2年半後の2007年9月、掛川さんは、MSc(Master of Science)を取得のため、英国・イーストアングリア大学・環境科学部の大学院に進学する。

もともと大学院にいこうという意識があったのですが、JICEの2年半で、JICAでの知識が短期間にたくさん入ってきました。その断片的な知識を仕事から離れて、集中的に整理していく時間がほしかった。JICEの2年半で、課題が見えてきていましたから。
課題というのは、Environmental Management(環境マネジメント)。気候変動という問題を環境マネジメントという実践的なツールでどうやって解決していくのかをつきつめたいと考えた。

論文は英国の自治体の気候変動対策の取り組みをまとめたものです。その論文を書き終えた頃、PARTNERサイトでJICAの産業開発部、資源エネルギーの特別嘱託の募集を知りました。やることはわかっているし、JICAの役に立てるかなと応募しましたが、実際に中に入ってみると、調査要員とはまったく違う。わかったつもりになっていただけでしたね(笑)。
飛び込んでくるメールの量、案件担当という業務は人員の調整が多く常に判断を迫られる……。

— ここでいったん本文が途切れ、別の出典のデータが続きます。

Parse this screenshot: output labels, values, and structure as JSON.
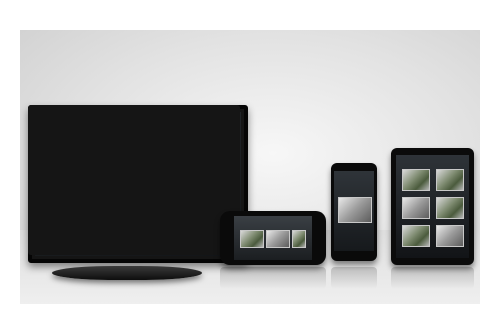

お願いがきてから動き出す支援ユニットとは、まったくスピード感が違いますね。会議の進め方や、アレンジの仕方など、『あのときの●●さんはこうやって対応していたよな』などと、JICE時代の支援ユニットの記憶を総動員して、現在、なんとか対応しているところです。JICEの支援ユニットの経験がJICAの仕事でここまで生きるとは思いませんでした。

掛川さんの特別嘱託として現在の主な業務は、省エネルギー、太陽光、発電所のエネルギー効率改善といった案件担当のほか、分野横断的に環境社会配慮、気候変動対策対応だ。国名でいえば、インド、シリア、ネパール、南アフリカといった国々にかかわる。

海外には年に4,5回出ています。インドではプロジェクトの計画監理や作業監理のほか、日印政策対話のセミナーにも出席したことがあります。また、シリアに環境調査担当の団員として行ったときには、大学院時代の環境マネジメントの知識が役に立ちました。
ユーザが追加した画像

特別嘱託は一年契約で、その後、その分野の専門家として海外に派遣されるのが原則だ。掛川さんは今後もJICEで培った経験、大学院で得た知識を、国際協力の世界で開花させていくのだろう。
「JICEの経験とJICAでの特別嘱託はワンセットのようなもの」と掛川さん。

※本インタビューは、「知りたい、採用する人される人」で公開していた内容と同一です。